C’est ainsi que le travail social et la formation à ses métiers doivent refléter cet effort pour faire lien et s’inscrire dans un monde changeant, mouvant, en étant sans cesse au chevet de la société. Ils ne peuvent se réduire à une science exacte ni à un médicament ou à un pansement générique. La formation doit pouvoir restituer la diversité et accompagner la pluralité des pratiques du travail social dans une architecture certes plus lisible, mais nullement appauvrie ou simplificatrice. »

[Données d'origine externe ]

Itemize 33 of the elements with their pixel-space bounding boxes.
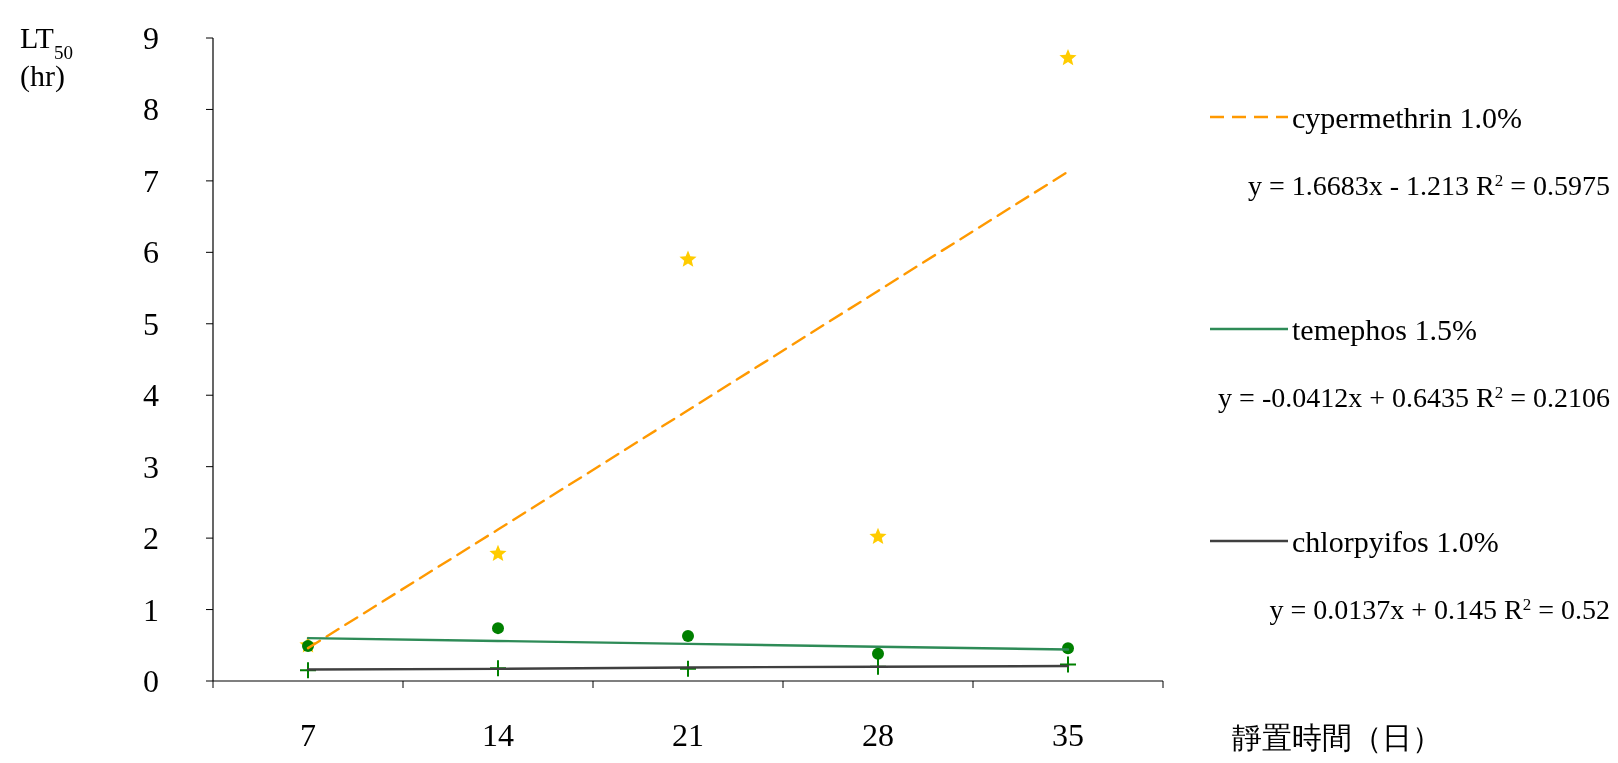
y-tick-label: 9 bbox=[143, 20, 159, 56]
point bbox=[489, 659, 507, 678]
point bbox=[872, 647, 884, 660]
point bbox=[1059, 49, 1077, 66]
y-tick-label: 5 bbox=[143, 305, 159, 342]
y-tick-label: 4 bbox=[143, 377, 159, 414]
x-axis-title: 靜置時間（日） bbox=[1232, 721, 1442, 754]
legend-label: cypermethrin 1.0% bbox=[1292, 101, 1522, 134]
point bbox=[489, 544, 507, 562]
x-tick-label: 28 bbox=[862, 717, 894, 753]
y-axis-title: LT$_{50}$ (hr) bbox=[20, 21, 73, 93]
x-tick-label: 7 bbox=[300, 717, 316, 753]
y-tick-label: 6 bbox=[143, 234, 159, 271]
point bbox=[492, 622, 504, 635]
text: y = 1.6683x - 1.213 R$^{2}$ = 0.5975 bbox=[1247, 170, 1610, 201]
x-tick-label: 35 bbox=[1052, 717, 1084, 753]
x-tick-label: 21 bbox=[672, 717, 704, 753]
text: y = -0.0412x + 0.6435 R$^{2}$ = 0.2106 bbox=[1218, 382, 1610, 413]
point bbox=[1059, 655, 1077, 674]
x-tick-label: 14 bbox=[482, 717, 514, 753]
y-tick-label: 2 bbox=[143, 520, 159, 557]
point bbox=[682, 629, 694, 642]
legend-label: chlorpyifos 1.0% bbox=[1292, 525, 1499, 558]
y-tick-label: 1 bbox=[143, 591, 159, 628]
text: y = 0.0137x + 0.145 R$^{2}$ = 0.52 bbox=[1269, 594, 1610, 625]
y-tick-label: 0 bbox=[143, 663, 159, 699]
y-tick-label: 8 bbox=[143, 91, 159, 128]
point bbox=[679, 659, 697, 678]
legend-label: temephos 1.5% bbox=[1292, 313, 1477, 346]
point bbox=[869, 527, 887, 544]
y-tick-label: 3 bbox=[143, 448, 159, 485]
y-tick-label: 7 bbox=[143, 162, 159, 199]
point bbox=[679, 250, 697, 267]
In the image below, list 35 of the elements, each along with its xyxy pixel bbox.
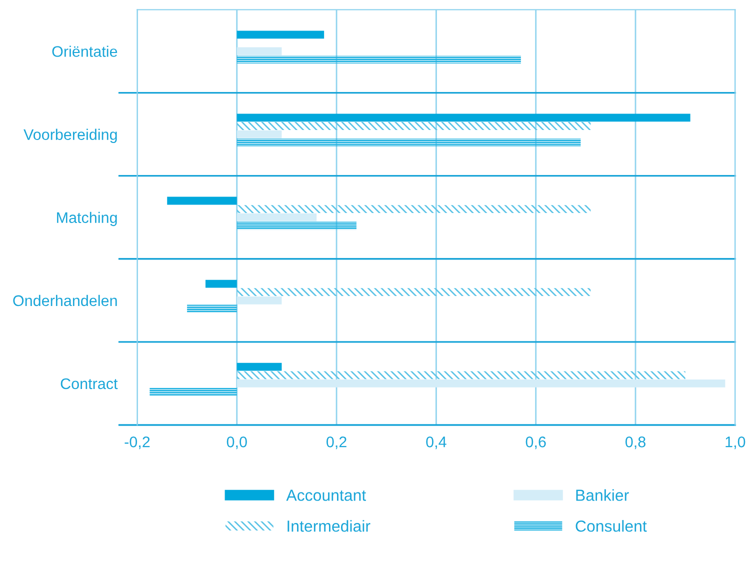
bar xyxy=(236,222,356,230)
bar xyxy=(205,280,237,288)
bar xyxy=(167,196,237,205)
x-tick-label: 1,0 xyxy=(726,436,746,450)
y-tick-label: Contract xyxy=(60,378,118,390)
legend-label: Intermediair xyxy=(288,520,370,532)
legend-label: Bankier xyxy=(576,489,629,501)
x-tick-label: 0,4 xyxy=(426,436,446,450)
bar xyxy=(236,213,317,222)
bar xyxy=(236,138,581,147)
bar xyxy=(187,304,237,313)
bar xyxy=(236,288,591,296)
x-tick-label: 0,8 xyxy=(625,436,646,450)
y-tick-label: Matching xyxy=(57,212,117,226)
legend-label: Accountant xyxy=(286,490,366,501)
legend-label: Consulent xyxy=(576,520,647,532)
bar xyxy=(236,56,521,64)
bar xyxy=(236,296,282,304)
x-tick-label: 0,6 xyxy=(526,436,546,450)
bar xyxy=(236,47,282,56)
y-tick-label: Onderhandelen xyxy=(13,294,117,306)
bar xyxy=(236,114,690,122)
y-tick-label: Voorbereiding xyxy=(24,128,117,144)
bar xyxy=(236,30,324,39)
x-tick-label: 0,0 xyxy=(226,436,247,450)
x-tick-label: 0,2 xyxy=(326,436,346,450)
y-tick-label: Oriëntatie xyxy=(52,46,118,57)
bar xyxy=(236,362,282,371)
bar xyxy=(150,388,237,396)
bar xyxy=(236,205,591,213)
bar xyxy=(236,130,282,138)
bar xyxy=(236,122,591,130)
x-tick-label: -0,2 xyxy=(124,436,150,450)
bar xyxy=(236,371,686,380)
bar xyxy=(236,380,726,388)
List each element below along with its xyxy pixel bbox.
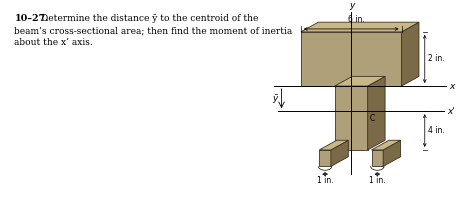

Contacts : bastin@essse.fr et pueyo@essse.fr

Notes

(1) En prolongement de travaux précédents sur cette question, voir Bernard Pueyo : Enseigner, former, intervenir dans le champ de la petite enfance – Ed. L’Harmattan (2009) ; et « Former à l’intervention socio-éducative. Perspectives psychosociologiques » – Connexions n° 93 (2010).

(2) Les travaux sur la refonte des formations et des diplômes sont engagés au sein de la commission professionnelle consultative du travail social et de l’intervention sociale, qui copilote aussi le groupe « métiers et complémentarités » dans le cadre des « états généraux du travail social » – Voir ASH n° 2852 du 21-03-14, p. 13.

(3) Passer d’un métier à l’autre – Ouvrage coordonné par Marie-Pierre Mackiewicz – Ed. L’Harmattan, 2001.

(4) Jacques Rancière – La haine de la démocratie – La Fabrique éditions, 2005.

(5) Bernard Pueyo « Accompagner la professionnalité émergente d’éducateurs de jeunes enfants et d’auxiliaires de puériculture. Propositions pour un modèle multi-focus », dans Supervision et analyse des pratiques professionnelles dans le champ des institutions sociales et éducatives – Coordonné par Dominique Fablet – Ed. L’Harmattan, 2012.

(6) Guy Palmade – Réunions et formation – Ed. L’Harmattan, 2007.

(7) Valérie Pezet, Robert Villatte, Pierre Logeay – De l’usure à l’identité professionnelle. Le burn-out des travailleurs sociaux – TSA éditions, 1993 ; Yves Couturier, Isabelle Chouinard – « La condition interdisciplinaire dans les métiers relationnels : une mise en problème à partir du cas du secteur socio-sanitaire » – Esprit critique vol. 05, n° 1, 2003.

(8) Des craintes qui rejoignent celles du collectif Avenir éducs (voir ASH n° 2855 du 11-04-14, p. 16) et de l’ONES (voir ASH n° 2852 du 21-03-14, p. 13).

(9) Dans sa circulaire du 28 mai 1982 intitulée « Orientations principales sur le travail social » – Vie sociale n° 3/2012 – Voir aussi l’interview de Nicole Questiaux, ASH n° 2781 du 2-11-12, p. 28.